When cervical dysfunction or degenerative changes cause a headache, it is called cervicogenic headache. The prevalence of cervicogenic headache is estimated at 0.5 to 4 percent, but it can be as high as 20 percent of patients who have severe chronic headaches. Headaches occur for many reasons. It can be hard to know what type you have and what causes it.

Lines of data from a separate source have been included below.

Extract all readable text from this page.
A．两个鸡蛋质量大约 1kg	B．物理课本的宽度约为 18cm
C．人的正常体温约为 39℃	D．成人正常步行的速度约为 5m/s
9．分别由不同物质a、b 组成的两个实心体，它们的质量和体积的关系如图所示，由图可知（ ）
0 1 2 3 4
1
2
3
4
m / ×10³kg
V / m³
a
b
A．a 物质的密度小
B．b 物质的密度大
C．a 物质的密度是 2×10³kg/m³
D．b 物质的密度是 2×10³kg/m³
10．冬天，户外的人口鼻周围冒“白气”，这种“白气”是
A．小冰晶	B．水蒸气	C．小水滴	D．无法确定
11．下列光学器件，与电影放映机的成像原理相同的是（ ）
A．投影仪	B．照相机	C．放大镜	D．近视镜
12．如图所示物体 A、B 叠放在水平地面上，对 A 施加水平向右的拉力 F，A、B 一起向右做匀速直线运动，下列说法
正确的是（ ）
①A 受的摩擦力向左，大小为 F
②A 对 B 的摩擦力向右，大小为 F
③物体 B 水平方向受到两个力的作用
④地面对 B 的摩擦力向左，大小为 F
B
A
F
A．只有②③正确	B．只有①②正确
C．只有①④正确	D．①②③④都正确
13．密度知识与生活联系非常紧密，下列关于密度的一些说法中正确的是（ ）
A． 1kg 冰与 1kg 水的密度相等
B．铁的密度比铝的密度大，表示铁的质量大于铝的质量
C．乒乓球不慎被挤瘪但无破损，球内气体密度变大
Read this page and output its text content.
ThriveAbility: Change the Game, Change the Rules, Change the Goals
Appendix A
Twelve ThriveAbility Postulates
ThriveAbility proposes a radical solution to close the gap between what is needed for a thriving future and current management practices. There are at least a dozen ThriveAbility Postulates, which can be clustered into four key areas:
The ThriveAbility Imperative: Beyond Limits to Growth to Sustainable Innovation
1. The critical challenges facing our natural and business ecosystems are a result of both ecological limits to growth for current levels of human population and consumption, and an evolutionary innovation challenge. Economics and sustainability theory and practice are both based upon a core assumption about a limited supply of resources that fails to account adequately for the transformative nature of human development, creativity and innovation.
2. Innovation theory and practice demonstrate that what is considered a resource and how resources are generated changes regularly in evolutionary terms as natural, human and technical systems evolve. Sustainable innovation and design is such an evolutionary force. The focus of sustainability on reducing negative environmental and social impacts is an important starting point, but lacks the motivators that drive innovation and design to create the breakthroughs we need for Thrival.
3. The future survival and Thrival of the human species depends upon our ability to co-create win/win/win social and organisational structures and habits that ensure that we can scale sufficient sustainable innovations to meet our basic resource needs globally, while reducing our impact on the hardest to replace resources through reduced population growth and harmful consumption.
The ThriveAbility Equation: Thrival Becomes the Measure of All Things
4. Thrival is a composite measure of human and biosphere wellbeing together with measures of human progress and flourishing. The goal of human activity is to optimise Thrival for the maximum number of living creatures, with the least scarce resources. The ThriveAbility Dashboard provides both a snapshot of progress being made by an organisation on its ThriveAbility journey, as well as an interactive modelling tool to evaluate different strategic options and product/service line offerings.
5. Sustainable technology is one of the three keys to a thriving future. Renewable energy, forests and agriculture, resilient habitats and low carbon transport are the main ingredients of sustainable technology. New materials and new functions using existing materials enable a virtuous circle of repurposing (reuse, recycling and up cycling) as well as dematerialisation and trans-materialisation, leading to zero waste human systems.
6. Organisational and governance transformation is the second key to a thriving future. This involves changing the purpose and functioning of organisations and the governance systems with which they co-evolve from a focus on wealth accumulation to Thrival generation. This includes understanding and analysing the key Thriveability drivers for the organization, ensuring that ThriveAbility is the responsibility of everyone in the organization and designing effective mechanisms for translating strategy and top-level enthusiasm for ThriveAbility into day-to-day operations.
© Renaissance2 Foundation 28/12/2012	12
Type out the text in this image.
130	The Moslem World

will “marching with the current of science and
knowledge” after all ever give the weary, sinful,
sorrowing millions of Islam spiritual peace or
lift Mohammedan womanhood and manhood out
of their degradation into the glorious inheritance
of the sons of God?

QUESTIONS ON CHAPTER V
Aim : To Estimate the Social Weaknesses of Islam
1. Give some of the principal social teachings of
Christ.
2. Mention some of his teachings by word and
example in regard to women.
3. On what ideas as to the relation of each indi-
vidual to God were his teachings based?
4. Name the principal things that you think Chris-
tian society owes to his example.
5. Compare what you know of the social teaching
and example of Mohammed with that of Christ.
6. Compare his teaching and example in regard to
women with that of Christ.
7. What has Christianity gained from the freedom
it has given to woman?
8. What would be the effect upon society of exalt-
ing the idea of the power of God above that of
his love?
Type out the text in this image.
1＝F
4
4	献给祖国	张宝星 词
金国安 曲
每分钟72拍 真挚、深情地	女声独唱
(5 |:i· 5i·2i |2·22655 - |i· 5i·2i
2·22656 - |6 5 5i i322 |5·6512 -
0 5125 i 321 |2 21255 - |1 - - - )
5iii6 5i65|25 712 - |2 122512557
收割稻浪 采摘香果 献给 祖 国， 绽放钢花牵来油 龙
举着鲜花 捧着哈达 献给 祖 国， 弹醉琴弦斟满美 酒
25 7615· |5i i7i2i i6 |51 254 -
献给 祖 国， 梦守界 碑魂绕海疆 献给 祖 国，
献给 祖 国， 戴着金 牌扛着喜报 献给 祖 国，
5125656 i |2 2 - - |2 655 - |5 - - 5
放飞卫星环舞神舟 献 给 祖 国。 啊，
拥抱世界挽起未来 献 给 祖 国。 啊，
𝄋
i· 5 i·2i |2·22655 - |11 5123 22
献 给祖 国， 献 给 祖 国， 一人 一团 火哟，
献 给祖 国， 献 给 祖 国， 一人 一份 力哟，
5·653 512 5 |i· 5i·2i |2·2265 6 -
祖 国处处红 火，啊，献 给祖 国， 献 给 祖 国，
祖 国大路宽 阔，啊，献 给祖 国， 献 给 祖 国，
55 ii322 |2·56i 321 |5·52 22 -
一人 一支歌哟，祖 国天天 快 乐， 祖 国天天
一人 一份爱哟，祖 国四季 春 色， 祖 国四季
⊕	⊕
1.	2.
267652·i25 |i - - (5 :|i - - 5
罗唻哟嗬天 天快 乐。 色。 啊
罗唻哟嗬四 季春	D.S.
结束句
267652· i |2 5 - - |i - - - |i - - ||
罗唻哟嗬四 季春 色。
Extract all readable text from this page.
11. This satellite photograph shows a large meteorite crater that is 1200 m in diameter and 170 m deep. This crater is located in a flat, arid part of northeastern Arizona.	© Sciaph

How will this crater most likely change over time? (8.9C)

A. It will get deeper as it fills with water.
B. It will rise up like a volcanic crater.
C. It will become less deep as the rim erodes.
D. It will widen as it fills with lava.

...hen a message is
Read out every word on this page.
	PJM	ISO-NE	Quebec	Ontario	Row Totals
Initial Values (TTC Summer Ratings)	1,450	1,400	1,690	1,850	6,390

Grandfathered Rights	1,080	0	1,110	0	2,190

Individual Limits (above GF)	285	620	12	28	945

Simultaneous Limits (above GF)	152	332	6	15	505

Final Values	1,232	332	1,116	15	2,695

But if it’s related to a neck problem, it’s most likely a cervicogenic headache (CH). The cause of a cervicogenic headache is often related to excessive stress on the neck. The headache may be due to cervical osteoarthritis (spondylosis), a damaged disc, or a whiplash-like movement that irritates or compresses a cervical nerve. The bone structures of the neck (for example, the facet joints) and its soft tissues (for example, muscles) can contribute to the development of a cervicogenic headache.
Some headaches are caused by eye strain, stress, tiredness, or trauma. If you feel a headache is coming, you may be able to isolate the cause. Cervicogenic headaches are different because they are caused by problems with the nerves, bones, or muscles in the neck. While you may feel pain in your head, it doesn’t start there.
Instead, the pain you feel refers to pain somewhere else in your body. A cervicogenic headache is a pain that develops in the neck, although a person feels the pain in the head. Secondary headaches are those caused by an underlying condition, such as neck injuries, infections, or severe high blood pressure. This differentiates them from primary headaches, such as migraines and cluster headaches.